Quindi, non cambiava nulla perché comunque il fatto che un certo Gandolfi avesse dedicato il suo quadro a Guido Reni non faceva che accrescere la statura artistica del maestro. Una bella… paraculite! pensò Pierluigi Lorenzetti.
Ma di sicuro non lo avrebbe scritto.

Il giorno dopo uscì un pezzo dal titolo Vittorio Sgarbi cade su Guido Reni, con una ricostruzione del fatto, i riferimenti alla casa d’aste Gregory’s, ma senza alcun accenno alla telefonata della signora. Lui, Lorenzetti, e il suo giornale, avevano scoperto l’arcano, punto e basta. “E’ davvero la mostra delle sorprese Da Cimabue a Morandi, curata da Vittorio Sgarbi a Palazzo Fava” aveva scritto. “Si susseguono i colpi di scena quasi cinematografici con cadenza quotidiana. Se giovedì, infatti, lo studioso ferrarese aveva annunciato l’acquisizione, all’interno dell’esposizione , del bozzetto preparatorio realizzato da Guido Reni per la sua maestosa Caduta dei Giganti, che già campeggia nelle sale di via Manzoni, oggi la stessa attribuzione di quel lavoro potrebbe cambiare.”
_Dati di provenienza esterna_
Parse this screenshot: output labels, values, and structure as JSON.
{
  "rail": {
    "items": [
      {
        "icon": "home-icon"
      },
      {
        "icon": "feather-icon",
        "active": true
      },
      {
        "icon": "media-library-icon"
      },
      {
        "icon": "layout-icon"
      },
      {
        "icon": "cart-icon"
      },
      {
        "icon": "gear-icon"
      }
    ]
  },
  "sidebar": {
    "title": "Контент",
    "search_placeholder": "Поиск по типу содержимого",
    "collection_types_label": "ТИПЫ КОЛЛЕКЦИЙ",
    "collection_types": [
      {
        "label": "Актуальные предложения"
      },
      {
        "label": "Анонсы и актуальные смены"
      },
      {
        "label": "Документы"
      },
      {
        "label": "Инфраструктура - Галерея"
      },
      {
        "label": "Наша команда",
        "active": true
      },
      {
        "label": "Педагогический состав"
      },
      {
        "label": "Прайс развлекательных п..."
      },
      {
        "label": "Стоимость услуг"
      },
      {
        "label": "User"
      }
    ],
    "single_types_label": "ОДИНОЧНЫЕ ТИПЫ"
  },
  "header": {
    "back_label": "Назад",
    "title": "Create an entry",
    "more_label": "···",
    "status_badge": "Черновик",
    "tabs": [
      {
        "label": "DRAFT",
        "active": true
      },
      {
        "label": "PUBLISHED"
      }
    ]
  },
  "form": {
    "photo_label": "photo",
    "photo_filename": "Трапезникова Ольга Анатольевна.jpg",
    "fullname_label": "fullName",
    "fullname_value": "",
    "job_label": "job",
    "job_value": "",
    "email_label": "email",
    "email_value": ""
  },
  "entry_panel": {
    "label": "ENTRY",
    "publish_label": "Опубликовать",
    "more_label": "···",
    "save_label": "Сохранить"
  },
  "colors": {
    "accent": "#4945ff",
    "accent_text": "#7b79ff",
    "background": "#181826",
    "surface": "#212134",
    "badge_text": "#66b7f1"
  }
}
Alla sera il direttore del giornale aveva telefonato sgridando Lorenzetti e il caporedattore per il titolo irrispettoso dell’articolo, ma non sembrava per nulla arrabbiato. Anzi, a Lorenzetti parve di intuire un tono divertito nella reprimenda.
L’indomani uscì un nuovo articolo con una breve intervista a Vittorio Sgarbi e alcune dichiarazioni di Roversi Monaco che si diceva soddisfatto perché l’importanza di Guido Reni ne usciva, se possibile, ancora più clamorosa, e pensava di acquistare comunque il bozzetto di Gandolfi.
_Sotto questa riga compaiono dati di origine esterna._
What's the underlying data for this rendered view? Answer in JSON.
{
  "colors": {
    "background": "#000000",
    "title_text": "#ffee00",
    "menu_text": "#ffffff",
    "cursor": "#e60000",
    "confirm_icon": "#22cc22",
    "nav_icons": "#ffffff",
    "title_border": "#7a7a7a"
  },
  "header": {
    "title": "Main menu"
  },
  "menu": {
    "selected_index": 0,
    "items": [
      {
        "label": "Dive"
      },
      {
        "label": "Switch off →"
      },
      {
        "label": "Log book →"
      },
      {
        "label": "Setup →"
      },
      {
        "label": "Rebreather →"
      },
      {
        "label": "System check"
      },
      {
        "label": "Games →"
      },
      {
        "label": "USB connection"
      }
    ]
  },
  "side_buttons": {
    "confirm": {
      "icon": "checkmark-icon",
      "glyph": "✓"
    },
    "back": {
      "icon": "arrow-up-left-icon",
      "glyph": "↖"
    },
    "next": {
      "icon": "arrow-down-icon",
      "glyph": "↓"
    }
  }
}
Perché da questa storia tutti ne uscirono contenti e soddisfatti. Vittorio Sgarbi per la pubblicità gratuita, il ritorno in prima pagina, le polemiche ecc. Infatti il critico sapeva benissimo che in Italia non esisteva pubblicità negativa o positiva, ma solo il can can, il volume alto, lo spettacolo; tutti requisiti preziosi per chi, come lui, viveva e operava sopra le righe. E la mostra, che aveva aumentato il numero di visitatori, tanto che avevano deciso di prorogarla fino ad agosto. E il giornale, che aveva incrementato le vendite, come sempre quando c’era di mezzo Vittorio Sgarbi. E pure Roversi Monaco, il quale aveva risparmiato un investimento sbagliato di 400.000 euro, che, se pure per la banca erano spiccioli, di sicuro non avrebbe costituito un buon riferimento dal punto di vista manageriale.
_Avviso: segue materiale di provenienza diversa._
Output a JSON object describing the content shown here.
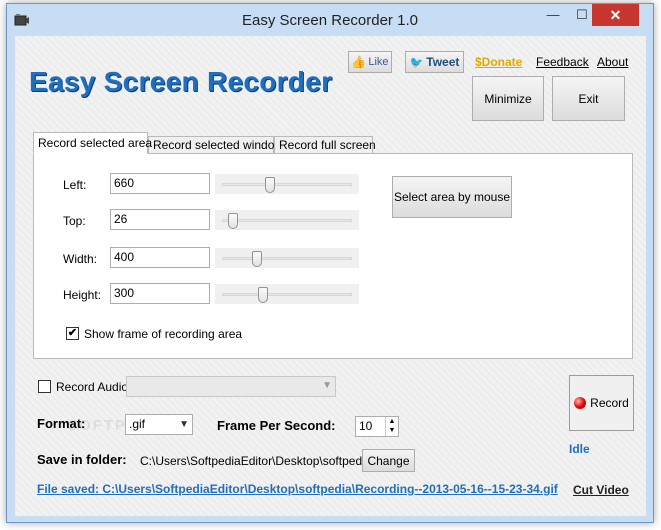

Tutti contenti, anche il pubblico di spettatori-fruitori-elettori, i quali potevano sentirsi parte di un evento che aveva creato scandalo, polemiche, ricavando una dose abbastanza soddisfacente di eccitazione per il gossip inaspettato.
L’unico che non gioiva era il misterioso collezionista, che aveva perso un businnes facile facile da quasi mezzo milione, e forse avrebbe dovuto accontentarsi di poche migliaia di euro.

Ma anche questo poteva capitare, nel mondo luccicante, rumoroso e telegenico dell’Italian Way Of Life.

[In apertura: La caduta dei giganti di Guido Reni. Qui il catalogo della casa d’aste Gregory’s; il bozzetto di Gandolfi è il lotto n.40]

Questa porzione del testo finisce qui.